Concise Problem Notation
Table of contents |
Introduction
Malcolm The notational system described here aims to provide a concise way of writing down a tree of variations. For instance, one may wish to give the solution for a tsumego which has several variations. It's less easy to read than the normal go diagrams. However it seems to be a valid alternative. As well as being concise, it also seems easier to write (on SL, or in a notebook) than making several distinct diagrams.
Rather than giving a formal definition, let's give some examples.
Example 1: A Fan Hui 5D problem
I got this problem from the mailing list of problems by Fan Hui, organised by the FFG (Fédération Française de Go). It's supposed to be around 5D level.
d ( e g! ( f a | a f c b ) | a f ( g e | e g c b ) | b c ( ( e | f ) g | a f ) )
"|" means "or". "!" means "tesuji". Parentheses are used to group sequences of moves.
In english, one might write something like the following. It wouldn't be clear though, one would have to give two or three separate diagrams:
"Black should play at 'd'. White cannot prevent Black from capturing the cutting stones.
If White then plays 'e', then Black 'g' is a tesuji. If then White 'f', then Black comes out of atari at 'a', and White can't then cut at 'b' because of shortage of liberties. If White plays 'a' after Black 'g', then Black sacrifices a stone at 'f'. White captures at 'c', but Black ataris at 'b' and White can't connect.
If White plays 'a' after Black 'd', then ..."
This gives more detail to the solution, but it's much more effort to write down! And one has to choose how many diagrams to make, in which order to present them...
Example 2: A classical problem
This problem is from the Xuan Xuan Qi Jing problem set (Xuan xuan Qijing problem 38). I found it very tough.
k ( j g! b a i h ( l d | d l ) | l b ( g j i a | a i | j g) | h b ( a i | g j) )
Hopefully I haven't missed out any important variations or made any mistakes!
Comments
Comments here please. Also feel free to give other examples of this notation for suitable problems.
Bill: It is a nice idea. :-) Here is an SGF style notation for the first problem.
d ( e g! ( f a ) ( a f c b )) ( a f ( g e ) ( e g c b )) ( b c ( e g ) ( f g ) ( a f ))
It is not as concise, but a bit more readable, I think.
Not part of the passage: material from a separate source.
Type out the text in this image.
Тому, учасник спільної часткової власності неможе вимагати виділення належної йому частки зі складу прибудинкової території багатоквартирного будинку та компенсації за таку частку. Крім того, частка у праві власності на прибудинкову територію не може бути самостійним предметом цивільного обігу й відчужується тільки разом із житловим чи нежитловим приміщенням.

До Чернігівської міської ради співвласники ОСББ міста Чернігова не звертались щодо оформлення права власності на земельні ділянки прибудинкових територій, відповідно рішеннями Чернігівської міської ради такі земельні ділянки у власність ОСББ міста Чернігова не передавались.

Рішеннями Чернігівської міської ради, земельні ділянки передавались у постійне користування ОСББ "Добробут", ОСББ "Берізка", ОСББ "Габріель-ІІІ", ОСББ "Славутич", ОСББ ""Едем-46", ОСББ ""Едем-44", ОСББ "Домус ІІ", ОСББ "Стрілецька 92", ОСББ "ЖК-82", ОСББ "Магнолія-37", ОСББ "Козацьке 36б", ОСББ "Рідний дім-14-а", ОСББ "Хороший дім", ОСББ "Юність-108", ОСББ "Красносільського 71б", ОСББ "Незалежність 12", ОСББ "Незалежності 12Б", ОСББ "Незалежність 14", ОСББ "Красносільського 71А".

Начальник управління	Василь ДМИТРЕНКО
For comparison, with indentation:
d ( e g! ( f a | a f c b ) | a f ( g e | e g c b ) | b c ( ( e | f ) g | a f ) )
And this way:
d ( e g! ( f a | a f c b ) | a f ( g e | e g c b ) | b c ( e g | f g | a f ) )
Even more readable than SGF. :-)
Malcolm Thanks Bill. I hadn't thought of the sgf style notation. I agree that well-chosen indentation makes it easier to read. Which style notation do you prefer?
fractic: It's going to be a bit hard for under the stones play. At least on SL. And you don't get the instant recognition like with a diagram. But it could work pretty well in print actually.
Also I can't find the m in the second example should it be d perhaps?
Malcolm Yes, I don't know why I typed "m". I guess my brain wasn't functioning. I've corrected it, thanks. As for under the stones play, maybe one can use symbols like as well as letters.
Gresil: Why enumerate intersections one by one using a, b, c and so forth instead of using conventional board coordinates? Isn't it just an unnecessary symbol layer? Eg. in the second diagram A could just be called M16, B N16 etc.
Malcolm: Perhaps so. I think it's a matter of taste. Personally I find it hard to get my head around the usual coordinates. And a, b, c is more concise than M16, M15, M14,...
On this topic, this reminds me, I hope to make a page about Audouard coordinates soon.
Dan: I like this very much. One technique that has helped my chess tactics a lot is to do difficult problems and write down all the variations I can calculate. Writing down the variations is "cheating" a bit compared to actually solving problems at the board, but it enforces a little rigor in my thinking process that I can then try to emulate during a real game. This notation (perhaps combined with Audouard coordinates, which I also like a great deal) could make it possible for me to do the same thing with go problems. I'll give it a shot.